Sailors and fishermen took umbrage. They knew very well that life existed deep down in the ocean. They had firsthand knowledge: Harpooned sperm whales often dove thousands of feet below to escape their fate and whalers routinely paid out thousands of feet of line to keep the animals from escaping. They also knew that the stomachs of these whales contained all kinds of unusual species that were rarely seen at the sea's surface. These strange beings had to live somewhere in the ocean.

Nevertheless, despite the specific knowledge provided by sailors and seafarers, science stuck to its dogma: Nothing could survive the water pressure deep below. No such thing as a giant squid could possibly exist.

In 1848 the matter came to a head. Peter McQuhae, captain of the British HMS Daedalus, reported seeing a 60-foot sea monster, nothing like a whale, floating on the water near the Cape of Good Hope. McQuhae wrote that he and his officers saw the thing at such a close range that, had it been a man, they would have seen his facial characteristics quite clearly. The animal moved at a speed of about 10 knots, the captain wrote.

Richard Owen, a paleontologist and a gifted scientific giant of his age who had coined the word "dinosaur," ridiculed the captain. Owen, not well known for his pleasing personality, may have felt some righteousness regarding the naming of cephalopod species, as he was the first scientist to describe the nautilus, the cephalopod that lives inside the beautiful pearly shell. Many sea peoples knew about the shell, which could float for hundreds and even thousands of miles once the animal inside was dead, but until Owen came along, no European scientist knew the detailed natural history of the animal that lived inside.

Owen was unwilling to believe in the existence of a humongous animal so closely related to the tiny nautilus. He did not just publicly disparage McQuhae's claim. He hacked away at the sea captain's personal credibility, implying in print that McQuhae was either a liar or a fool. According to Owen, the captain had seen nothing other than a very large seal or sea elephant (what we would today call an elephant seal).
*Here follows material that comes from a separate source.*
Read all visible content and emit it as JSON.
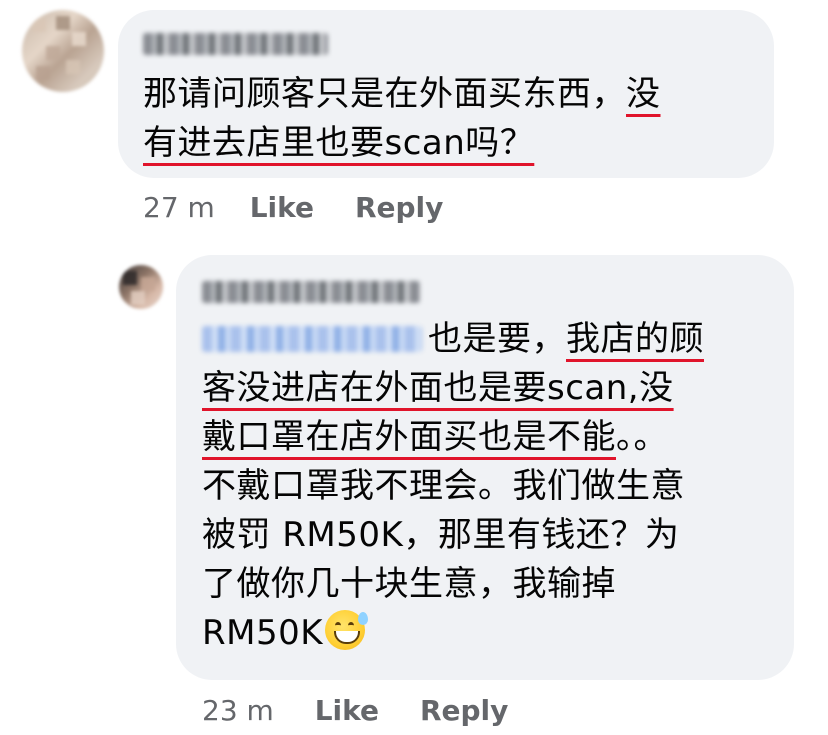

McQuhae resented the implied slander, which subtly suggested that he wasn't equal to the task of ship's captain. McQuhae insisted that he certainly knew the difference between an elephant seal and a 60-foot sea monster. The battle raged on. Neither side would let the matter drop. Seafarers, scientists, and the British upper class continued to write treatises on McQuhae's sighting for decades after. As the years passed, more and more people came to accept that such an animal existed. "But science, incredulous, evidently will never be satisfied till it has a body to dissect," Sir William Howard Russell wrote, taking McQuhae's side in his 1860 book, My Diary in India.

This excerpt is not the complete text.